Green marketing—or sustainable marketing, if you wish—is an over-arching strategy that extends to all corporate functions, rather than a series of tactics. By taking a strategic approach, companies can incorporate social and environmental considerations into the corporate value system and avoid what has become, for many organizations, an ever-increasing tendency for “green washing.”

How to get there?
  • Get into the minds of your customers and stakeholders to truly understand their environmental and social beliefs and values and develop a plan to align with them.
  • Move from the concept of “green” products to “greener” products—design and manufacture products that balance quality, convenience and affordability with minimal adverse environmental and social impacts throughout the product life cycle.
  • Developing a “greener” brand that engages consumers and stakeholders in ways that reflect the important issues in their lives.

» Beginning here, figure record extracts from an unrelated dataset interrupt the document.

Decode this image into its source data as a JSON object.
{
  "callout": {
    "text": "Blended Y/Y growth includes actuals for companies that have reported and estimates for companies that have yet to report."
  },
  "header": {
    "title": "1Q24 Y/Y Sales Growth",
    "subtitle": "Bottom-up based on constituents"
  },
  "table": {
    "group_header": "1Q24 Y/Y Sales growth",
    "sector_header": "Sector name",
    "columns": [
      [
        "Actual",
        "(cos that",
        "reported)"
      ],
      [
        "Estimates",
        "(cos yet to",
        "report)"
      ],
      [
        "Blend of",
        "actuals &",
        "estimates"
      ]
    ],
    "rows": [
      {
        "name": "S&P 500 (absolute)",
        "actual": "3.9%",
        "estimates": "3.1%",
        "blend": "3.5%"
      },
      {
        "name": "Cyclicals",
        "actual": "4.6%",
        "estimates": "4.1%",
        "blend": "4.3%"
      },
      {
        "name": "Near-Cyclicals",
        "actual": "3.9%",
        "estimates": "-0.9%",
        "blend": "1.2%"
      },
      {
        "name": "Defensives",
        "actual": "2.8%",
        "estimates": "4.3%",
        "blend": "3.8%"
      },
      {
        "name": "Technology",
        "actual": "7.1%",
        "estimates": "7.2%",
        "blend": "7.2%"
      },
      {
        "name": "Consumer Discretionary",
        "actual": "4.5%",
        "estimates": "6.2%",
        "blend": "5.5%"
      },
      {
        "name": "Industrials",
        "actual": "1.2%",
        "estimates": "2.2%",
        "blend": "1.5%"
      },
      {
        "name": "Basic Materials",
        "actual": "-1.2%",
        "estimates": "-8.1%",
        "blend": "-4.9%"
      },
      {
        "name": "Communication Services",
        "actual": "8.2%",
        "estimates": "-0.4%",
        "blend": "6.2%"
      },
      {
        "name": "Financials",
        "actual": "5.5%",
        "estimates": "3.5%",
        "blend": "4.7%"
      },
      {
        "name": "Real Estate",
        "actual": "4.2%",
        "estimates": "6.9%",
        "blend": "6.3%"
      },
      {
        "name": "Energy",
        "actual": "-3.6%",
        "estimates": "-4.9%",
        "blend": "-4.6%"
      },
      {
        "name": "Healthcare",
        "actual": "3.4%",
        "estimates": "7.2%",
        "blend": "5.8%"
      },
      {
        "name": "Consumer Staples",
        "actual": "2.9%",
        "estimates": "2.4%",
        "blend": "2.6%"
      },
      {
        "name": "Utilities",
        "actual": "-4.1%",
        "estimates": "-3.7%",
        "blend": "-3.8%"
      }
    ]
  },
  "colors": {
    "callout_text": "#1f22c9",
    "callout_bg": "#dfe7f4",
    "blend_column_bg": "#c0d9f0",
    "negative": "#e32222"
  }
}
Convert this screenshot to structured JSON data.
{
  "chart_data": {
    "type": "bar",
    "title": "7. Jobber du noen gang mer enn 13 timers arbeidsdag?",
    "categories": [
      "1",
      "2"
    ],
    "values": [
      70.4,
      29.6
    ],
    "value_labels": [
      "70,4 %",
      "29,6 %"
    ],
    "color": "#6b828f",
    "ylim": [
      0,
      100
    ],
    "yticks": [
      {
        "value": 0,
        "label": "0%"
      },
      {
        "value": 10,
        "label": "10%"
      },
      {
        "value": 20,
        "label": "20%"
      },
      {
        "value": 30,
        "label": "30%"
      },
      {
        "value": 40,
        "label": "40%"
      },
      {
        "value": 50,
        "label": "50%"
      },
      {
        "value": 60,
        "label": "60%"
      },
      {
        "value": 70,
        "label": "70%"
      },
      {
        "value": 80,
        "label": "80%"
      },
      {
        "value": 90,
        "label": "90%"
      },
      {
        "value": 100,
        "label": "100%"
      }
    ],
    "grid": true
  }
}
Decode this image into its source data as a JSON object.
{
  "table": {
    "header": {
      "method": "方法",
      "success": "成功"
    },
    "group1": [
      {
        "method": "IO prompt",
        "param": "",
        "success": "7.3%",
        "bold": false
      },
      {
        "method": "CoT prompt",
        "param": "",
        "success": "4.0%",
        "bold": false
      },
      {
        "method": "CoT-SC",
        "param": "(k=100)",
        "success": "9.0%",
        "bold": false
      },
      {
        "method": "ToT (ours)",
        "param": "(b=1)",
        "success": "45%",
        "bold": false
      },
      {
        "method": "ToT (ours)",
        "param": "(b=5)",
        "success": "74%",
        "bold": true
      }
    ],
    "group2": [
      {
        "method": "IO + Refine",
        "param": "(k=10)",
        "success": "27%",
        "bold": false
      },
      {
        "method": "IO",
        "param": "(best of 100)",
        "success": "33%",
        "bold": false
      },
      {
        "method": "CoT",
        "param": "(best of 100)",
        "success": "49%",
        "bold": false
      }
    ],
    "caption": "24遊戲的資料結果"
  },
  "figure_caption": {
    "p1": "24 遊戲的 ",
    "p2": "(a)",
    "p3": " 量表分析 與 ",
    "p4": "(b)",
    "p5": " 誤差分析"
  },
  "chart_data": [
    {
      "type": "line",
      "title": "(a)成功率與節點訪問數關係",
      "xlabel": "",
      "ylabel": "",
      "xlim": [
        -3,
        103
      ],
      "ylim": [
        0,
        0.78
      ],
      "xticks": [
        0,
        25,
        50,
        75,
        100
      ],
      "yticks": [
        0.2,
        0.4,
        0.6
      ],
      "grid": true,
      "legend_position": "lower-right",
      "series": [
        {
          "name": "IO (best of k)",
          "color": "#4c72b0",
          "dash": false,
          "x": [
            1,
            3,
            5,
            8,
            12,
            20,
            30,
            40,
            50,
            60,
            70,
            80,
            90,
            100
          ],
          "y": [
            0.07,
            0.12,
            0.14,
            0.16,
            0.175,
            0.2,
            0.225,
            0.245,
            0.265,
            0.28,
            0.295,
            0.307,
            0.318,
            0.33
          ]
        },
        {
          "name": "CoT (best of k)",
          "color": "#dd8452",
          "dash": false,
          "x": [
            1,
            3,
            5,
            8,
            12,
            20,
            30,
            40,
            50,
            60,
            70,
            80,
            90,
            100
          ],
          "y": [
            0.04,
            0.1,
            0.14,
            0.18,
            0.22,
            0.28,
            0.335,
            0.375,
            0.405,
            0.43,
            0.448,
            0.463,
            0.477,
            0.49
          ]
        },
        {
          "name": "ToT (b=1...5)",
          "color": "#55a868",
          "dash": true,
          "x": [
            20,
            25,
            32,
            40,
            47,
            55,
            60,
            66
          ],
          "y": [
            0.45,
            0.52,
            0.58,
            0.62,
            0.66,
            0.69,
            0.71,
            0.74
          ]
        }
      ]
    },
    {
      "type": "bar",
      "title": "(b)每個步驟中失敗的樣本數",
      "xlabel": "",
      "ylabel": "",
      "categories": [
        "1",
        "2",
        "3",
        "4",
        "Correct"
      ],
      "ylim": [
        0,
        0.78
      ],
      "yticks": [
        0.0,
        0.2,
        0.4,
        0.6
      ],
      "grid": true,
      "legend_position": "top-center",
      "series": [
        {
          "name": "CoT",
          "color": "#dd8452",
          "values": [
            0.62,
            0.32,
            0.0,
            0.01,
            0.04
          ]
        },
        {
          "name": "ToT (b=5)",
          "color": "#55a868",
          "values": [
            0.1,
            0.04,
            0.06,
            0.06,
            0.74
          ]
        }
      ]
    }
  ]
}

  • Establish credibility for your efforts by communicating your corporate commitment and striving for complete transparency.
  • Exceed customer and stakeholder expectations that they should do more to solve environmental and social problems.
  • Build a sense of community—using whatever platforms are at hand—with your environmental and social stakeholders.
  • Improve the use and “end of life” for your products; for many products, the true environmental costs are not in the manufacturing of products, but in the use and disposal of them.
So what does this have to do with printing? You, Mr. or Ms. Printer, are a service provider. These are the strategies, tactics and issues that your customers are focused on. Get inside your their heads and know their businesses as well as your own.

Regardless of where you start on this path, take the first step.